We accept the People’s concession. Subdivision (a) of section 1202.05 provides: “Whenever a person is sentenced to the state prison on or after January 1, 1993, for violating Section 261, 264.1, 266c, 285, 286, 288, 288a, 288.5, or 289, and the victim of one or more of those offenses is a child under the age of 18 years, the court shall prohibit all visitation between the defendant and the child victim. The court’s order shall be transmitted to the Department of Corrections, to the parents, adoptive parents, or guardians, or a combination thereof, of the child victim, and to the child victim. If any parent, adoptive parent, or legal guardian of the child victim, or the child victim objects to the court’s order, he or she may request a hearing on the matter.
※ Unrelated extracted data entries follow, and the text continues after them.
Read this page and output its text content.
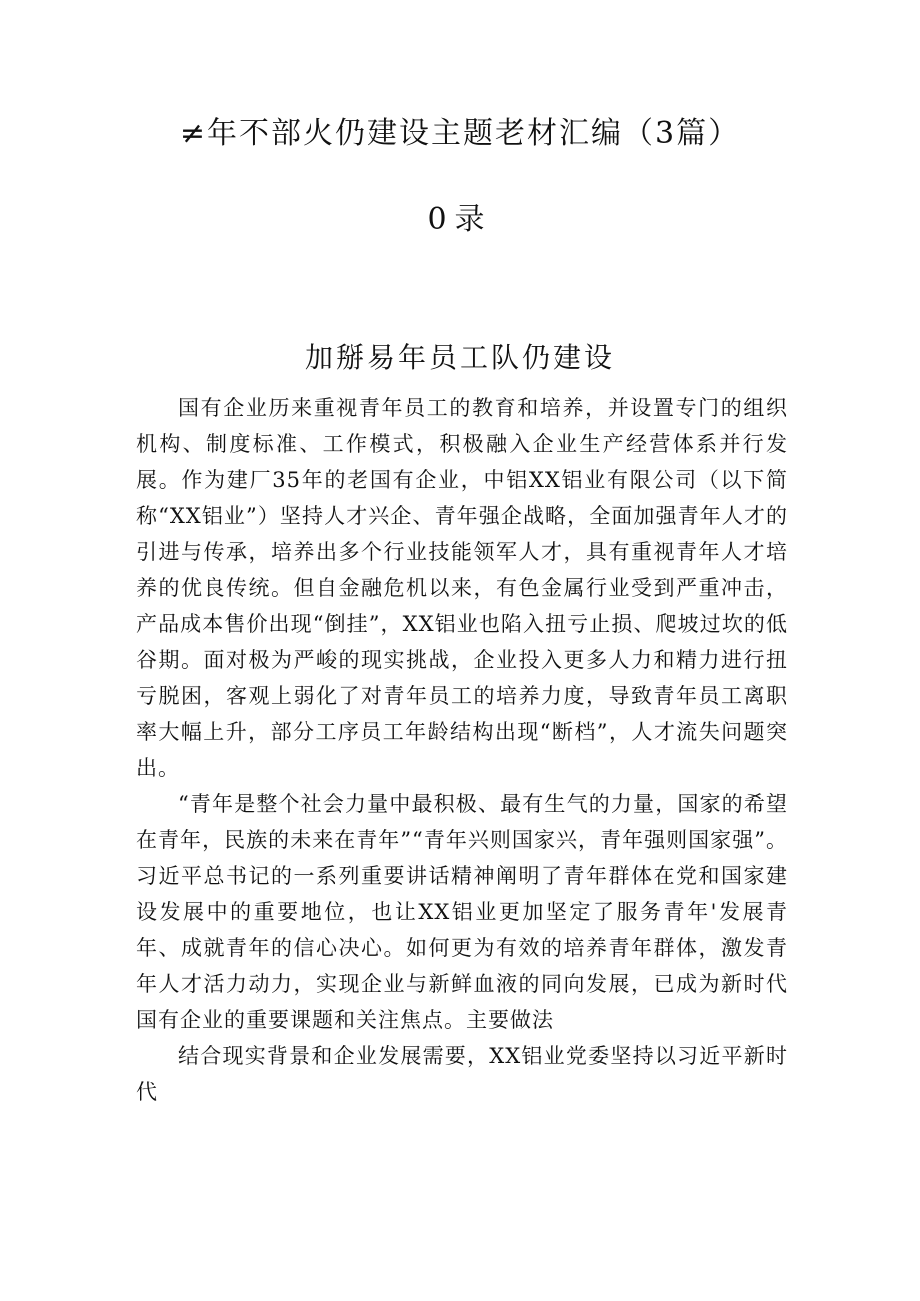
≠年不部火仍建设主题老材汇编（3篇）
0录
加掰易年员工队仍建设

国有企业历来重视青年员工的教育和培养，并设置专门的组织机构、制度标准、工作模式，积极融入企业生产经营体系并行发展。作为建厂35年的老国有企业，中铝XX铝业有限公司（以下简称“XX铝业”）坚持人才兴企、青年强企战略，全面加强青年人才的引进与传承，培养出多个行业技能领军人才，具有重视青年人才培养的优良传统。但自金融危机以来，有色金属行业受到严重冲击，产品成本售价出现“倒挂”，XX铝业也陷入扭亏止损、爬坡过坎的低谷期。面对极为严峻的现实挑战，企业投入更多人力和精力进行扭亏脱困，客观上弱化了对青年员工的培养力度，导致青年员工离职率大幅上升，部分工序员工年龄结构出现“断档”，人才流失问题突出。

“青年是整个社会力量中最积极、最有生气的力量，国家的希望在青年，民族的未来在青年”“青年兴则国家兴，青年强则国家强”。习近平总书记的一系列重要讲话精神阐明了青年群体在党和国家建设发展中的重要地位，也让XX铝业更加坚定了服务青年'发展青年、成就青年的信心决心。如何更为有效的培养青年群体，激发青年人才活力动力，实现企业与新鲜血液的同向发展，已成为新时代国有企业的重要课题和关注焦点。主要做法

结合现实背景和企业发展需要，XX铝业党委坚持以习近平新时代
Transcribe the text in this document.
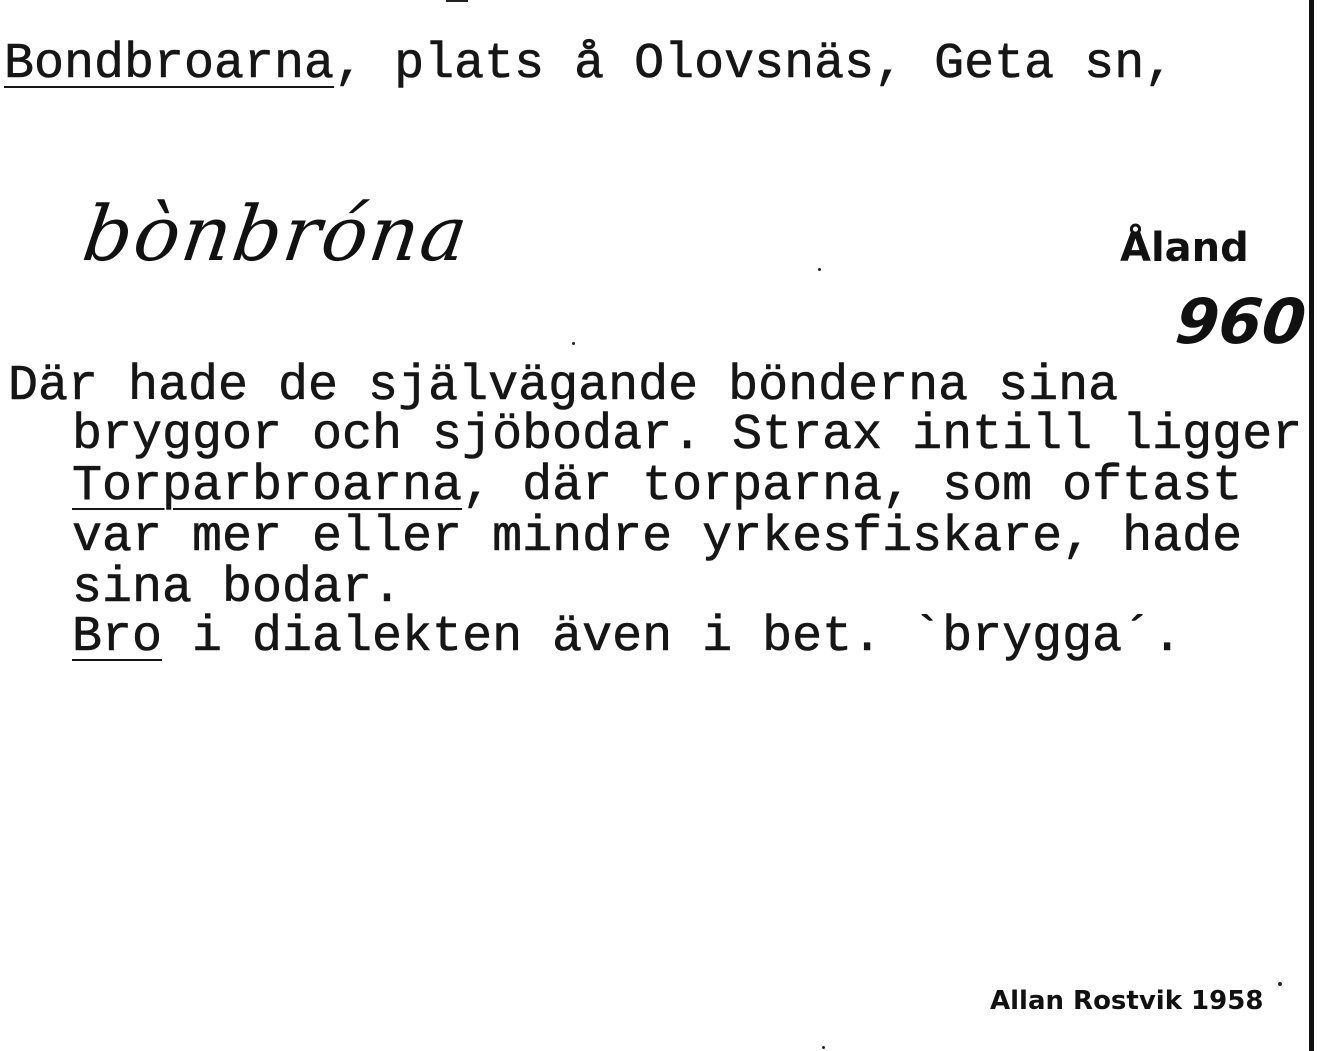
Bondbroarna, plats å Olovsnäs, Geta sn,
bònbróna	Åland
960
Där hade de självägande bönderna sina
bryggor och sjöbodar. Strax intill ligger
Torparbroarna, där torparna, som oftast
var mer eller mindre yrkesfiskare, hade
sina bodar.
Bro i dialekten även i bet. `brygga´.
Allan Rostvik 1958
Any request for a hearing on the matter filed with the sentencing court shall be referred to the appropriate juvenile court pursuant to Section 362.6 of the Welfare and Institutions Code.”
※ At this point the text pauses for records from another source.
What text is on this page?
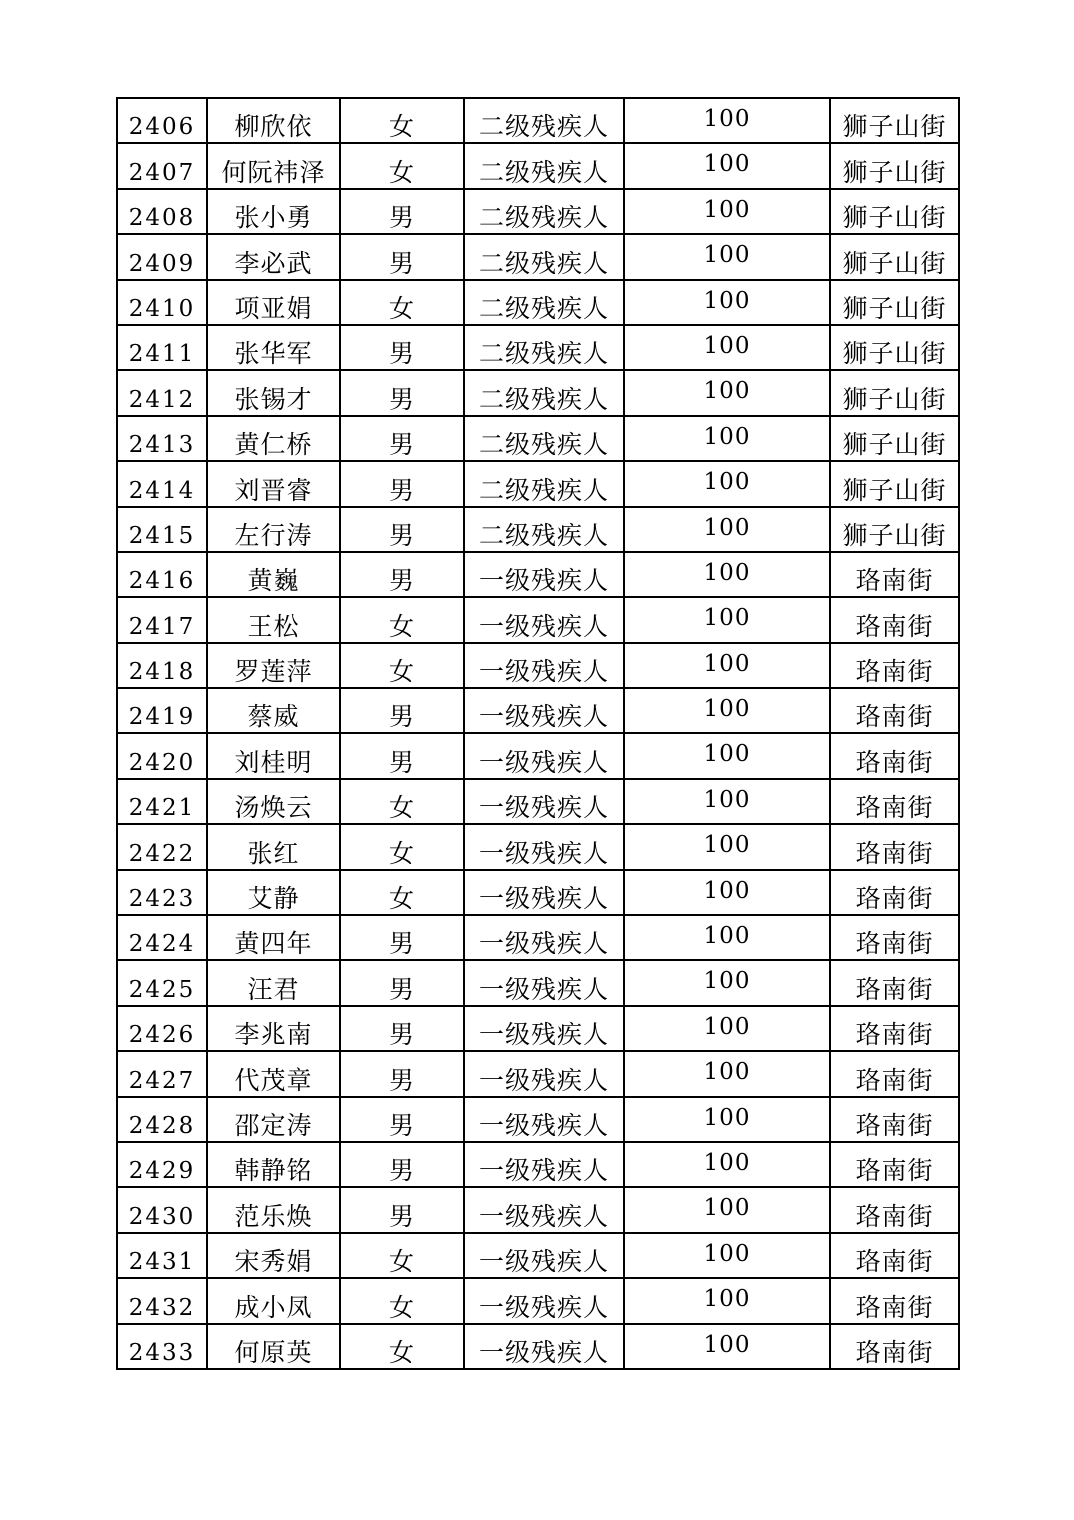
2406	柳欣依	女	二级残疾人	100	狮子山街
2407	何阮祎泽	女	二级残疾人	100	狮子山街
2408	张小勇	男	二级残疾人	100	狮子山街
2409	李必武	男	二级残疾人	100	狮子山街
2410	项亚娟	女	二级残疾人	100	狮子山街
2411	张华军	男	二级残疾人	100	狮子山街
2412	张锡才	男	二级残疾人	100	狮子山街
2413	黄仁桥	男	二级残疾人	100	狮子山街
2414	刘晋睿	男	二级残疾人	100	狮子山街
2415	左行涛	男	二级残疾人	100	狮子山街
2416	黄巍	男	一级残疾人	100	珞南街
2417	王松	女	一级残疾人	100	珞南街
2418	罗莲萍	女	一级残疾人	100	珞南街
2419	蔡威	男	一级残疾人	100	珞南街
2420	刘桂明	男	一级残疾人	100	珞南街
2421	汤焕云	女	一级残疾人	100	珞南街
2422	张红	女	一级残疾人	100	珞南街
2423	艾静	女	一级残疾人	100	珞南街
2424	黄四年	男	一级残疾人	100	珞南街
2425	汪君	男	一级残疾人	100	珞南街
2426	李兆南	男	一级残疾人	100	珞南街
2427	代茂章	男	一级残疾人	100	珞南街
2428	邵定涛	男	一级残疾人	100	珞南街
2429	韩静铭	男	一级残疾人	100	珞南街
2430	范乐焕	男	一级残疾人	100	珞南街
2431	宋秀娟	女	一级残疾人	100	珞南街
2432	成小凤	女	一级残疾人	100	珞南街
2433	何原英	女	一级残疾人	100	珞南街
From the fact that the statute is phrased in the present tense, it appears the Legislature intended the statute to apply to a victim who “is a child under the age of 18 years” at the time the perpetrator “is sentenced to the state prison.” This interpretation of the statute is reinforced by the fact that notice of the no visitation order must be sent “to the parents, adoptive parents, or guardians, or a combination thereof, of the child victim” and the fact that any hearing on an objection to the order is to be heard in “the appropriate juvenile court.” Neither of these provisions would make much sense if the victim -- like Kevin C. here -- were an adult at the time the no visitation order was imposed. For these reasons, we agree with the parties that the trial court did not have the authority under section 1202.05 to impose a no visitation order on defendant with respect to Kevin C., and we will modify the judgment accordingly.
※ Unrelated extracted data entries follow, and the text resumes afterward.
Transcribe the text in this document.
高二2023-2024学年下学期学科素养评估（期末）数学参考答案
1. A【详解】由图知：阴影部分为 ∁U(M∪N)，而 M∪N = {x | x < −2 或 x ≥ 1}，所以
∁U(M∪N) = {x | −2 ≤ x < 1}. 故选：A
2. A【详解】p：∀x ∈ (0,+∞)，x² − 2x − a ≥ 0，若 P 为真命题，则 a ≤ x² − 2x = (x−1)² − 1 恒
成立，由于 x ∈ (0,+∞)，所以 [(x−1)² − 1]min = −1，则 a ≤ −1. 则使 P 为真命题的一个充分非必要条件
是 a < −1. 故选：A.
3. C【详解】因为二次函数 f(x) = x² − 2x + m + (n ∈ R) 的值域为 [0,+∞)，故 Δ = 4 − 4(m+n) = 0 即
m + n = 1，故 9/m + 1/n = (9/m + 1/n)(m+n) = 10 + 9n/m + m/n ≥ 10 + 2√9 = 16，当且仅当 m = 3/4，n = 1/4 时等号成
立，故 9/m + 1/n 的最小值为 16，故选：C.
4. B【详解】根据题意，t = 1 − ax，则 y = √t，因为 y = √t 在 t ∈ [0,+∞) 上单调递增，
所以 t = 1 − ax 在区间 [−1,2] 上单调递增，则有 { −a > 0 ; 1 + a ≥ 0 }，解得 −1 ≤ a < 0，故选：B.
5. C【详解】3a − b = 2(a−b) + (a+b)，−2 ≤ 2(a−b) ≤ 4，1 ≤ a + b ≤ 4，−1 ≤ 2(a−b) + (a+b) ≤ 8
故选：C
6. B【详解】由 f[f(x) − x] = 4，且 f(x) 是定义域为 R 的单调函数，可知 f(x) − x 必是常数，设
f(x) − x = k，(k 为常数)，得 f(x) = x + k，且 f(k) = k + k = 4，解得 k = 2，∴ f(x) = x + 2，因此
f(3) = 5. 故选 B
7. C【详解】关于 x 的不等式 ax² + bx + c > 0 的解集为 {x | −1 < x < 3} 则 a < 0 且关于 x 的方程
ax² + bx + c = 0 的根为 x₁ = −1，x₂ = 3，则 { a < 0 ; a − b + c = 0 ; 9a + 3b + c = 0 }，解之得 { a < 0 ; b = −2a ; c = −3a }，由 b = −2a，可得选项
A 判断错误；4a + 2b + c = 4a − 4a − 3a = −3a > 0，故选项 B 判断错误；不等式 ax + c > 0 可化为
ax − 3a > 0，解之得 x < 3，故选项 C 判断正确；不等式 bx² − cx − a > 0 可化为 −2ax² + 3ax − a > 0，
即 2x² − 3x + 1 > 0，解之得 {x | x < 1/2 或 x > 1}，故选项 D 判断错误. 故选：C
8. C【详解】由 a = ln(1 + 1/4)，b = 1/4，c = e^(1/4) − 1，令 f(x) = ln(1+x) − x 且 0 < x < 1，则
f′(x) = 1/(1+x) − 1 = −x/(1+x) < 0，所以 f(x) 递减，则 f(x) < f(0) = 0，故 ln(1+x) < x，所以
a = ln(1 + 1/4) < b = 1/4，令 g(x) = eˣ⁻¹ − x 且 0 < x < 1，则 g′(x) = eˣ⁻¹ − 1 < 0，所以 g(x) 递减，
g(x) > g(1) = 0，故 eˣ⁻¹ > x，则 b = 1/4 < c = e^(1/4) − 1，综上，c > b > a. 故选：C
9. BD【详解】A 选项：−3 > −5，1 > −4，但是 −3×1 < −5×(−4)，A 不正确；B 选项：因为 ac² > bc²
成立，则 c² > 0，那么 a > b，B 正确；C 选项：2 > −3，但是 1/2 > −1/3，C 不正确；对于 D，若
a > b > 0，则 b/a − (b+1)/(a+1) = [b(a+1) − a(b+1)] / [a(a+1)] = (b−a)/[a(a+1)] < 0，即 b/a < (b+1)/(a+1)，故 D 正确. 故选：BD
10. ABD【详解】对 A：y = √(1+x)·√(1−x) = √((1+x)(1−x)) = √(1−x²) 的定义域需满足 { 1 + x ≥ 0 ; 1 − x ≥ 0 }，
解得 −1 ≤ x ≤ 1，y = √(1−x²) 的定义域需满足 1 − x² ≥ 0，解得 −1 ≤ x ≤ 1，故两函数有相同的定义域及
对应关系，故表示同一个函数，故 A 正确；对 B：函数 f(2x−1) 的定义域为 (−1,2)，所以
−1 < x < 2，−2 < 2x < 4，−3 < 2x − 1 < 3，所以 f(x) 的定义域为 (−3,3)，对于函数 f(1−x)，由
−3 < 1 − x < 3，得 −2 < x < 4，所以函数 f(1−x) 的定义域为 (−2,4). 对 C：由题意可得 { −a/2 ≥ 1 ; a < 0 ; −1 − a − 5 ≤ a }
Defendant has not challenged the no visitation order with respect to Kale L. and therefore that order is not affected by our decision.
DISPOSITION
The judgment is modified to strike the no visitation order with respect to Kevin C. As modified, the judgment is affirmed. The trial court shall prepare an amended abstract of judgment and forward a copy of the amended abstract to the Department of Corrections and Rehabilitation.
We concur: RAYE, Acting P. J., CANTIL-SAKAUYE, J.